Shear, a former State Department official, noted that US-China defense diplomacy has yielded positive results, including a reduction in unsafe intercepts since August, 2014.

He said Pentagon and China's Ministry of National Defense concluded a historic memorandum of understanding on rules and behavior for safety of air and maritime encounters during President Obama's visit to Beijing last November.

"This MOU currently includes an annex on ship-to-ship encounters, and we are working to conclude an annex on air-to-air encounters by the end of 2015," Shear said.

He said the US has urged China and other claimants to implement a permanent halt to reclamation, construction and militarization of those features. "I stress that that is a -- an approach we have used not only with the Chinese, but with the other claimants as well," said Shear.

China has long opposed the US of hyping the tensions in the South China Sea and regarded the US government as biased in looking at China's maritime territorial disputes with US allies in order to achieve the US rebalance to Asia strategy.

At the Foreign Ministers' Meeting of the East Asia Summit and ASEAN Regional Forum held early this month in Malaysia, Chinese Foreign Minister Wang Yi emphasized that the situation in the South China Sea is stable on the whole and there is no possibility of major conflicts.

He said China objects to any non-constructive words or deeds that attempt to exaggerate the disagreements, hype up confrontation and heat up tensions, which do not conform to reality.

Wang noted that China also has a stake in the freedom of navigation in the South China Sea, adding that up to now, there has not been a single case in which freedom of navigation in the South China Sea is impeded.

"China stands ready to work with other parties to continue to ensure freedom of navigation and overflight in the South China Sea," he said.

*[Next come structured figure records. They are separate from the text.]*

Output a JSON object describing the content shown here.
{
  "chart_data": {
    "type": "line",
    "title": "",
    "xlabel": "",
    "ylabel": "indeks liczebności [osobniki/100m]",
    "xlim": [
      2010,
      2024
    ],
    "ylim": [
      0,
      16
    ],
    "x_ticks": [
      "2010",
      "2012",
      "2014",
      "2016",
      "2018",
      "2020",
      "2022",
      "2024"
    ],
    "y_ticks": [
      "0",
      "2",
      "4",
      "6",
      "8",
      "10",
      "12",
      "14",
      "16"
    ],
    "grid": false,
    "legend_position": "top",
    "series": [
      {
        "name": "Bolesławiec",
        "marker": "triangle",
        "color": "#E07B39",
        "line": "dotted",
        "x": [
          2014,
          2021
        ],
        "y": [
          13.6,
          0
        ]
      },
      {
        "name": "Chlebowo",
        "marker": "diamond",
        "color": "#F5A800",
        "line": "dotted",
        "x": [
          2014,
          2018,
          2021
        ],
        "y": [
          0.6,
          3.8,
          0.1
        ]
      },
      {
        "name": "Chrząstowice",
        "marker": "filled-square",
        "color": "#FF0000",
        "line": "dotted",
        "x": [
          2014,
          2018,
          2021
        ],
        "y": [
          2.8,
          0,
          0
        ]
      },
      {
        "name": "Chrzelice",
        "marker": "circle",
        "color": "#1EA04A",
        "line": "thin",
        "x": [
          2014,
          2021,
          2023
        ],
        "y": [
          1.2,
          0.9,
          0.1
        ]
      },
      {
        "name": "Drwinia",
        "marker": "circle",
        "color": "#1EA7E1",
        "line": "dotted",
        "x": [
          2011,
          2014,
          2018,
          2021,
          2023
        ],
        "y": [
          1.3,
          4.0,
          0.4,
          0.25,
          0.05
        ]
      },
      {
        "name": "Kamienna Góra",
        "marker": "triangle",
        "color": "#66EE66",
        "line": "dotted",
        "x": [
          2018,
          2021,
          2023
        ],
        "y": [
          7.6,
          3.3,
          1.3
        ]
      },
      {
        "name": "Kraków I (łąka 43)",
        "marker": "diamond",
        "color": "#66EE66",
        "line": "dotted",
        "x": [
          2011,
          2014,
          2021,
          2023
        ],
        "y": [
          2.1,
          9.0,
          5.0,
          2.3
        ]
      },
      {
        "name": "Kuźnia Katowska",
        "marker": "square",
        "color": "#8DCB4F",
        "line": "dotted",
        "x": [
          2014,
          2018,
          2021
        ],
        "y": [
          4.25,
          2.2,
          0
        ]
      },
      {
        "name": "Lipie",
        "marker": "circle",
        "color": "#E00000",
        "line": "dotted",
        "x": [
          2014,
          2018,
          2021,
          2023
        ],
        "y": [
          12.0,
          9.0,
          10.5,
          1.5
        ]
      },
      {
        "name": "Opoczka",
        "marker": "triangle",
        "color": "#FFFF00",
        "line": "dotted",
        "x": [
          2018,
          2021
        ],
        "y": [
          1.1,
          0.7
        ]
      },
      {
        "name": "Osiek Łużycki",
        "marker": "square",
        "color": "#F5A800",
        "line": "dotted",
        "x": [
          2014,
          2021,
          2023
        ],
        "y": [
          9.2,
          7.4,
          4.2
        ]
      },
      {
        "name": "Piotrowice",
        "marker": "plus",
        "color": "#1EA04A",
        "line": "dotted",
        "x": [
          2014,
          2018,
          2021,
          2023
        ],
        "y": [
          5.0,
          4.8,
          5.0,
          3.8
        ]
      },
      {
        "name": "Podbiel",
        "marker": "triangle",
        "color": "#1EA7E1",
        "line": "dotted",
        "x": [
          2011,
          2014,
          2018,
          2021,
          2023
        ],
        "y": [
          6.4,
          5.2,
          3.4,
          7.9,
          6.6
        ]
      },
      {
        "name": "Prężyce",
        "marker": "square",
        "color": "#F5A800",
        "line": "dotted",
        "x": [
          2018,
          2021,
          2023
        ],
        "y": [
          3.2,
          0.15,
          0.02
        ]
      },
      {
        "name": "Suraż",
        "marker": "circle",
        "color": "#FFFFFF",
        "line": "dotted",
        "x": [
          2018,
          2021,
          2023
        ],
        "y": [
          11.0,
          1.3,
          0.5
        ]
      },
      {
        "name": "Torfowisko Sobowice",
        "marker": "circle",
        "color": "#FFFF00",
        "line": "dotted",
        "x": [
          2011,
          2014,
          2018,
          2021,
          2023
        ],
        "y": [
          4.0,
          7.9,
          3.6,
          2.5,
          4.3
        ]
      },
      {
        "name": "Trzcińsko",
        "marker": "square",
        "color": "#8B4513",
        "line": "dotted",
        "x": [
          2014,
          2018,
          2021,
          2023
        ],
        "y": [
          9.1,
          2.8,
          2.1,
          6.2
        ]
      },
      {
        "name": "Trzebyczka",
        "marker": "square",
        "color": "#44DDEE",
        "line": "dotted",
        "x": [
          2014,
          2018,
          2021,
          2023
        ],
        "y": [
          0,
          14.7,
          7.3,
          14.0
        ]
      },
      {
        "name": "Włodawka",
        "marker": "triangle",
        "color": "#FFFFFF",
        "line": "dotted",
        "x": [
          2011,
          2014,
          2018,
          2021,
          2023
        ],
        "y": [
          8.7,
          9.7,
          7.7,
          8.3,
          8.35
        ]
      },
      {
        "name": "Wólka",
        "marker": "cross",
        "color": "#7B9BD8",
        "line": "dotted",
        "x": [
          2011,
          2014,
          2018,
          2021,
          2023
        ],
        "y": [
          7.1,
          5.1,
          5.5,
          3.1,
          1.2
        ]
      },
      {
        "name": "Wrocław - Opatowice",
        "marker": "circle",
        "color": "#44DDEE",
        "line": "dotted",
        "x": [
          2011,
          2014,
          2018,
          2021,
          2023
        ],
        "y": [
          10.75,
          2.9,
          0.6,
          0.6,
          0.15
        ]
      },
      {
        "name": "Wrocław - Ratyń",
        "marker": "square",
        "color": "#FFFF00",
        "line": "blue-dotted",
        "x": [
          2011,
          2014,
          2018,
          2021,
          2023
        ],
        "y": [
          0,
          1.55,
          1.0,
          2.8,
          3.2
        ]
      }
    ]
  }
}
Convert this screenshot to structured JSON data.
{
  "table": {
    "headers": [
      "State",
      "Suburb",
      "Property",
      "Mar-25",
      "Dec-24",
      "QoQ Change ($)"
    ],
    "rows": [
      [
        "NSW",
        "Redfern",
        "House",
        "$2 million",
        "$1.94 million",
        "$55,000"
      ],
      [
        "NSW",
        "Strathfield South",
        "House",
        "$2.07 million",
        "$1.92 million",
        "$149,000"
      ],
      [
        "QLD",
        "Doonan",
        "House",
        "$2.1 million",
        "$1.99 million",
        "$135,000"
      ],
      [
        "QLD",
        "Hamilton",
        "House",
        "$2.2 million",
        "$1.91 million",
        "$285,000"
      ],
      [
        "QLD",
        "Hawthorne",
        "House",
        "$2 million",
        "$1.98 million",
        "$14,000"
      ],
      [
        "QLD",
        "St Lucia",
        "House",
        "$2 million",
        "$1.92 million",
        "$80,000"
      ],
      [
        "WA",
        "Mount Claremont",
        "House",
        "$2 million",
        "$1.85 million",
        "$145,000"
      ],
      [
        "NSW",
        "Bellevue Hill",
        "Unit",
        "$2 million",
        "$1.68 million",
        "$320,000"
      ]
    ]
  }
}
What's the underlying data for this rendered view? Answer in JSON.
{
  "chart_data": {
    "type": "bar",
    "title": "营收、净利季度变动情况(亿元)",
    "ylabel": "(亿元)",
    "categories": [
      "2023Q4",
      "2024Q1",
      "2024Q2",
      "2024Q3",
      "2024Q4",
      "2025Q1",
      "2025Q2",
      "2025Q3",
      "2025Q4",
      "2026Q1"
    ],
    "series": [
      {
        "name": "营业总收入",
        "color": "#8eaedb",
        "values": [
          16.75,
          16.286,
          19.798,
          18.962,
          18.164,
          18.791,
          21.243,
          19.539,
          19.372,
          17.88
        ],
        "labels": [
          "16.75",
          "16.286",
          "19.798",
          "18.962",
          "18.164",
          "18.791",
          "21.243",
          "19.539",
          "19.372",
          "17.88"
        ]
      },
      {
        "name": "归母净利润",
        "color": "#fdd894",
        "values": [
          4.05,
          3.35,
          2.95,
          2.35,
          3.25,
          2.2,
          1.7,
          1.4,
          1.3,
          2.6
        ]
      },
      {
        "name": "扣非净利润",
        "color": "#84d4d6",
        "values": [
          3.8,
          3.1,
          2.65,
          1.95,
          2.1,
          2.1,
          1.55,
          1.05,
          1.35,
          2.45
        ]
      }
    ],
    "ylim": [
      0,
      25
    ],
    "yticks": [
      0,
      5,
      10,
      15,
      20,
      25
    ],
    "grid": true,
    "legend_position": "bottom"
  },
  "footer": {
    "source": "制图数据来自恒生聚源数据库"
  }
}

The foreign minister said China is a victim on the South China Sea issue, citing the fact how the Philippines illegally occupied a Chinese island there. He said China has exercised utmost restraint in order to uphold peace and stability there.

Wang reiterated China position of seeking to peacefully resolve disputes through negotiation and consultation on the basis of respecting historical facts and in accordance with international law, including the United Nations Convention on the Law of the Sea (UNCLOS).

"This position will not change," he said.

China announced the completion of land reclamation at the end of June. But it will build facilities mainly for public good purposes, including multi-functional lighthouse, search and rescue facilities for maritime emergencies, meteorological observatory station, maritime scientific and research center, as well as medical and first aid facilities, according to Wang.

"China stands ready to open these facilities to other countries upon completion. As the largest littoral state in the South China Sea, China has the capability and obligation to provide regional countries with these much needed public goods at sea," he said.